The explanation was quite thorough. Let's take a look at it together.

The first important point that Dr. Rob made was that the number of
rectangular arrays that can be formed depends upon the number of divisors
that the number has.  For example the divisors of 6 are 1,2,3,6, and if
you express 6 as a product of pairs of them, you get 1 x 6, 6 x 1, 2 x 3,
3 x 2. We have to discard any product that has a 1 in it because that is
considered a linear array.  Furthermore, 2 x 3 and 3 x 2 are just
rotations of each other.  Our conclusion is that 6 has only 1 rectangular
personality.

30, on the other hand has 3 rectangular personalities: 2 x 15, 3 x 10,
and 5 x 6.

The second important point that Dr. Rob presented was the formula from number
theory that determines the number of divisors a number has.  When you
represent a number as the product of powers of primes, then the number of
divisors is the product of each 1 more than each of the exponents; that is,
(e1 + 1)(e2 + 2)(e3 + 3)...(ek + 1)

The formula says n = p1^(e1)*p2^(e2)*p3^(e3)...pk^(ek), where each p
represents a distinct prime number and each e is the corresponding exponent.

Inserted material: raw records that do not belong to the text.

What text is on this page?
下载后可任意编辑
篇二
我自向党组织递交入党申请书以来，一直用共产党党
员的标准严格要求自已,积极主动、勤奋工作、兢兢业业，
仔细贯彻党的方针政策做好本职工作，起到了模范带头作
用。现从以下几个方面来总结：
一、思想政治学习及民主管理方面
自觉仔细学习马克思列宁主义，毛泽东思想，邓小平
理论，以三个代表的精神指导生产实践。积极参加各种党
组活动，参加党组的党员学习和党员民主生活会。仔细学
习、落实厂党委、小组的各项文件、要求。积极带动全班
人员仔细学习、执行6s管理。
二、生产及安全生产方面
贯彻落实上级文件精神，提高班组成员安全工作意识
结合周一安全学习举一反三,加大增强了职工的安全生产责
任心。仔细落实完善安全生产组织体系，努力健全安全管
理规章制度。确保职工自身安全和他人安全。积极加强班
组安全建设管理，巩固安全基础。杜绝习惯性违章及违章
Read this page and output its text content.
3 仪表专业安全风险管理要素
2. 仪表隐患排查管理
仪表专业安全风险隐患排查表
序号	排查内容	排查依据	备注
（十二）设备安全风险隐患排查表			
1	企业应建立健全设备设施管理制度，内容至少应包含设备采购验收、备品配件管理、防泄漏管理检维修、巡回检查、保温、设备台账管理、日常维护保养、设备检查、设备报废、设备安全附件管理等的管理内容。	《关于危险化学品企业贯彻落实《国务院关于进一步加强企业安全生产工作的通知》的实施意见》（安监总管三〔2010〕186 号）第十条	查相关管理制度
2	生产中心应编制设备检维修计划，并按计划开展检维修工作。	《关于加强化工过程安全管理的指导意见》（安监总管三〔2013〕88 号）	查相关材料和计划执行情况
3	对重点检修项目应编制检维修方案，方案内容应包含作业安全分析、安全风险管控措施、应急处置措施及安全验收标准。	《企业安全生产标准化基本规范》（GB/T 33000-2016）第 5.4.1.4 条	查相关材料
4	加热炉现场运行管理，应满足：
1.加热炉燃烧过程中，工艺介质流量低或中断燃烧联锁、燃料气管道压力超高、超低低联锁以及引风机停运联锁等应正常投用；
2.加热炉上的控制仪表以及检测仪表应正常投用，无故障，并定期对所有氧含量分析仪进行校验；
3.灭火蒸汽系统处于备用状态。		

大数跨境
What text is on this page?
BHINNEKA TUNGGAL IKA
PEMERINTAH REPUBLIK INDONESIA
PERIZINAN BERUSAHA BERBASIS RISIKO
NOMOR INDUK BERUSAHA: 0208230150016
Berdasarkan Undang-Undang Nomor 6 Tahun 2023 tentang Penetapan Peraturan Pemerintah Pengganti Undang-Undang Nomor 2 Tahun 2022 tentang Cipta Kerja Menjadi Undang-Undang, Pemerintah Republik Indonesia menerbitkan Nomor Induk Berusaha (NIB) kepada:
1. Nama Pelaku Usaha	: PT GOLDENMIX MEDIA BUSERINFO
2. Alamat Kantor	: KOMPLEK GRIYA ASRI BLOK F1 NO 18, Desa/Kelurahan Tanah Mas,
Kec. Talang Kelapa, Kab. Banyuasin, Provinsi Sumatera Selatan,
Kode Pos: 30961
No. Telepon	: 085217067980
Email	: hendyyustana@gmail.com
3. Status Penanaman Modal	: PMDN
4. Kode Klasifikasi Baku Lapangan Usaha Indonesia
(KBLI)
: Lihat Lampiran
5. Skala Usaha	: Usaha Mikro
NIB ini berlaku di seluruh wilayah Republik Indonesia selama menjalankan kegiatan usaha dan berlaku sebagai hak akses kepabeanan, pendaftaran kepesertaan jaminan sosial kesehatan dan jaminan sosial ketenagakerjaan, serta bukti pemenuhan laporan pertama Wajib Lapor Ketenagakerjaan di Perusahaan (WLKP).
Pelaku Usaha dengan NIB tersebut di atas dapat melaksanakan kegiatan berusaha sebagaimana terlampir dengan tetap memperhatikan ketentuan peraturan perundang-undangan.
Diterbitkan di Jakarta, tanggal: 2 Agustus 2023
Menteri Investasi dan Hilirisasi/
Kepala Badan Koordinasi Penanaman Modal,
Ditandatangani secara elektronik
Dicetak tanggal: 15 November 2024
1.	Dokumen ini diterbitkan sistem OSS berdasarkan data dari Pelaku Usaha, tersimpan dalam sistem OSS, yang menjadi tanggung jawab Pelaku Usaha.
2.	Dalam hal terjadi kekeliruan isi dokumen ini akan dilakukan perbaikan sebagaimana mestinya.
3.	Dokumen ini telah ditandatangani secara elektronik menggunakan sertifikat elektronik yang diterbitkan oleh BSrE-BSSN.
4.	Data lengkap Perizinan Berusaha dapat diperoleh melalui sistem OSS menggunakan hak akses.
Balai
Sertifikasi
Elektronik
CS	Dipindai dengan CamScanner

For example  (2^3)(3^4)(5)(7) = 22,680

The exponents are 3,4,1, and 1, so the number of divisors, according to the
formula is (3 + 1)(4 + 1)(1 + 1)(1 + 1) = 80.

Now, if you pick any pair of numbers whose product is 22,680 such as 2 and
11,340, you have 2 divisors but only 1 product. Therefore, the number of
rectangular arrays is 1/2 of 80, or 40.  But one of those (1 x 22,680)
doesn't count so there are really only 39.

So, what it comes down to is that we are looking for a number that has a lot
of prime factors, but we are also looking for a number for which the prime
factors have the largest possible exponents. These two goals work against
each other because of the restriction that the product cannot exceed
1,000,000, so we have to find a compromise to satisfy our needs.

Now, if you look at Dr. Rob's computations, you will see that in the case
where he had the product of powers of 5 prime numbers (k = 5), he came up
with the number 997,920 having 240 divisors. If you divide that by 2 to
compensate for the rotation, then subtract 1 to compensate for the product
in which the number 1 is a factor, you get 119 rectangular personalities.

For k = 6, the best he could do was 720,720 also having 119 rectangular
personalities.

Then he suggested to the person who sent in the problem that he or she try
k = 7.

I hope my response helps you to understand Dr. Rob's explanation  a little
better.  Try letting k = 7 and see if you can find a number larger than
997,920 that has more than 240 divisors.

Let me know what you found out. If my explanation requires some
clarification or you have other questions, please write back. Thanks for
writing. I've learned a lot working on this problem with you.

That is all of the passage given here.